The basis for my position is, and has been, quite straightforward. No one should write a blank cheque for anything. No one should endorse constitutional change without knowing exactly what they are agreeing to. Even the parliamentary committee looking into the matter couldn’t agree on the path forward so what chance does the general public have of achieving consensus?
It seemed clear to me that at the very most the public might support a statement of fact limited to a pre-amble with no constitutional or legal implications.
Instead there were demands to remove the existing race provisions (enabling governments to make laws for the benefit of Aboriginal and Torres Strait Islanders) because they were ‘racist’, whilst also replacing them with other (presumably non-racist) race provisions. Some were demanding treaties – or the recognition of nations within our nation; whilst still others wanted race-based places in our parliament.
These are all foolish notions and in my view all doomed to fail any referendum process.
And yet, that is pretty much what the Uluru meeting last week decided. Despite the participants unanimous support for the profit-making symbolism of smoking ceremonies and welcome to country, they rejected a symbolic statement to be inserted into our Constitution.
Instead they demanded treaties and what is effectively an aboriginal only parliament. It’s as if the people behind this process actually want any referendum to fail, so they can continue guilt-tripping non-indigenous people over Indigenous welfare.

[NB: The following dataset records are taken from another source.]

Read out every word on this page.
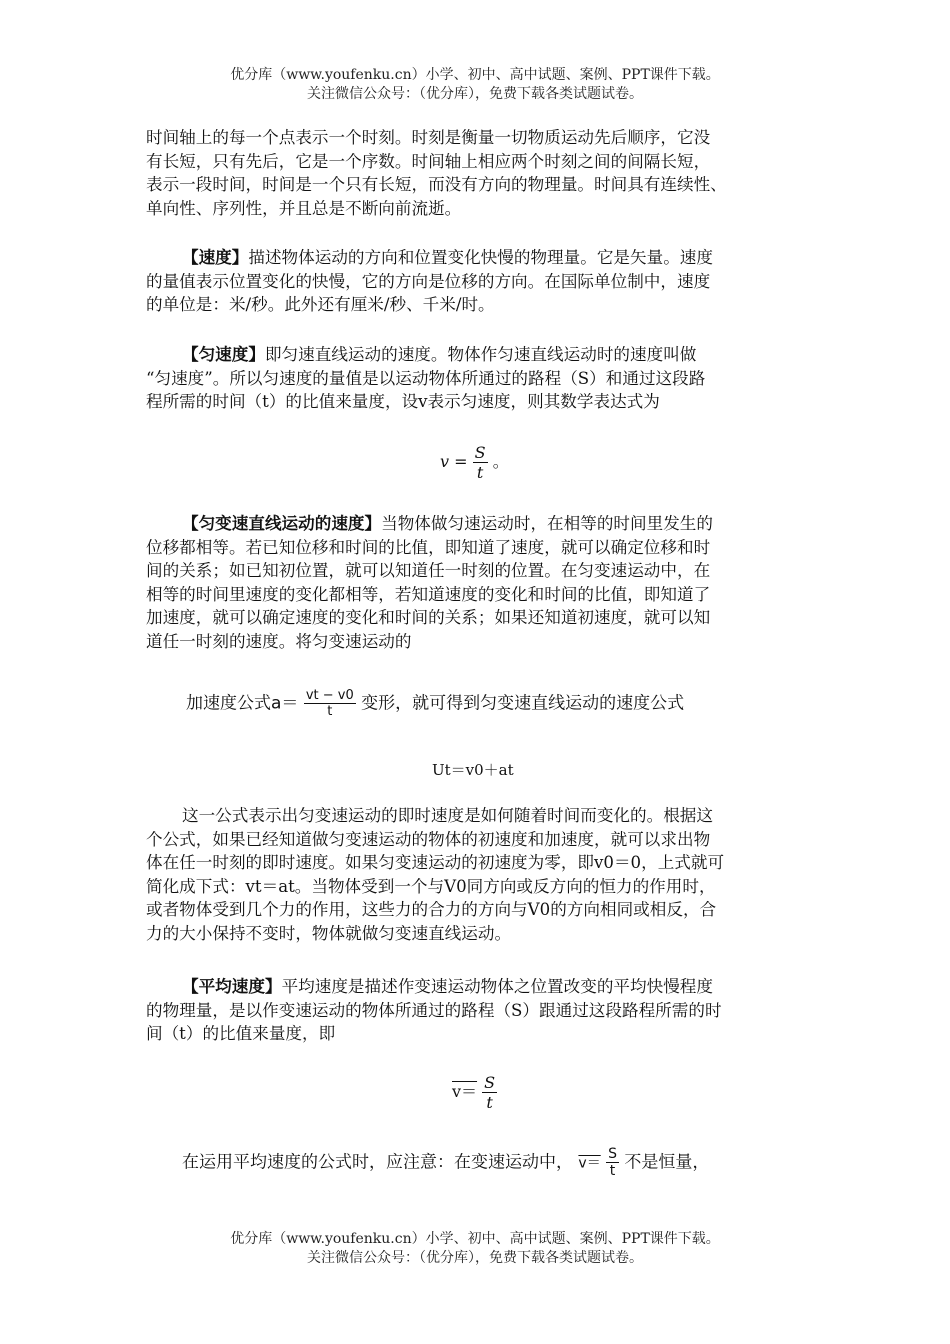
优分库（www.youfenku.cn）小学、初中、高中试题、案例、PPT课件下载。
关注微信公众号：（优分库），免费下载各类试题试卷。
时间轴上的每一个点表示一个时刻。时刻是衡量一切物质运动先后顺序，它没
有长短，只有先后，它是一个序数。时间轴上相应两个时刻之间的间隔长短，
表示一段时间，时间是一个只有长短，而没有方向的物理量。时间具有连续性、
单向性、序列性，并且总是不断向前流逝。
【速度】描述物体运动的方向和位置变化快慢的物理量。它是矢量。速度
的量值表示位置变化的快慢，它的方向是位移的方向。在国际单位制中，速度
的单位是：米/秒。此外还有厘米/秒、千米/时。
【匀速度】即匀速直线运动的速度。物体作匀速直线运动时的速度叫做
“匀速度”。所以匀速度的量值是以运动物体所通过的路程（S）和通过这段路
程所需的时间（t）的比值来量度，设v表示匀速度，则其数学表达式为
$v = \frac{S}{t}$ 。
【匀变速直线运动的速度】当物体做匀速运动时，在相等的时间里发生的
位移都相等。若已知位移和时间的比值，即知道了速度，就可以确定位移和时
间的关系；如已知初位置，就可以知道任一时刻的位置。在匀变速运动中，在
相等的时间里速度的变化都相等，若知道速度的变化和时间的比值，即知道了
加速度，就可以确定速度的变化和时间的关系；如果还知道初速度，就可以知
道任一时刻的速度。将匀变速运动的
加速度公式$a= \frac{vt - v0}{t}$ 变形，就可得到匀变速直线运动的速度公式
Ut＝v0＋at
这一公式表示出匀变速运动的即时速度是如何随着时间而变化的。根据这
个公式，如果已经知道做匀变速运动的物体的初速度和加速度，就可以求出物
体在任一时刻的即时速度。如果匀变速运动的初速度为零，即v0＝0，上式就可
简化成下式：vt＝at。当物体受到一个与V0同方向或反方向的恒力的作用时，
或者物体受到几个力的作用，这些力的合力的方向与V0的方向相同或相反，合
力的大小保持不变时，物体就做匀变速直线运动。
【平均速度】平均速度是描述作变速运动物体之位置改变的平均快慢程度
的物理量，是以作变速运动的物体所通过的路程（S）跟通过这段路程所需的时
间（t）的比值来量度，即
$v= \frac{S}{t}$
在运用平均速度的公式时，应注意：在变速运动中， $v= \frac{S}{t}$ 不是恒量，
优分库（www.youfenku.cn）小学、初中、高中试题、案例、PPT课件下载。
关注微信公众号：（优分库），免费下载各类试题试卷。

Let me say that we, as Australians, have nothing to feel guilty for. What has happened in the past is not our responsibility.
What is our responsibility is to question the tens of billions of taxpayer dollars spent on aboriginal communities with virtually nil effect on health, domestic violence, education and wellbeing outcomes.
No constitutional change will ever redress this reality. No amount of money will fix the problems plaguing Indigenous communities until we expect them to do what everyone else in our society does.
Yes, we can accept the harsh reality of past conduct but we should not judge the decisions of yesterday by today’s standards. If we did, the substandard treatment of the convicts, war-time internees or those subject to the death penalty would be cause for an apology too.
Put simply, we need to deal with the issues of today, not continually revisit the problems of the past. A forward focussed, unified nation, will reject any division of our society according to race, creed or colour.
We will support stronger families, limited government, personal responsibility and civil society. Until they once again become the expectations of every single Australian, identity politics will continue to divide and diminish our future cohesion and prosperity.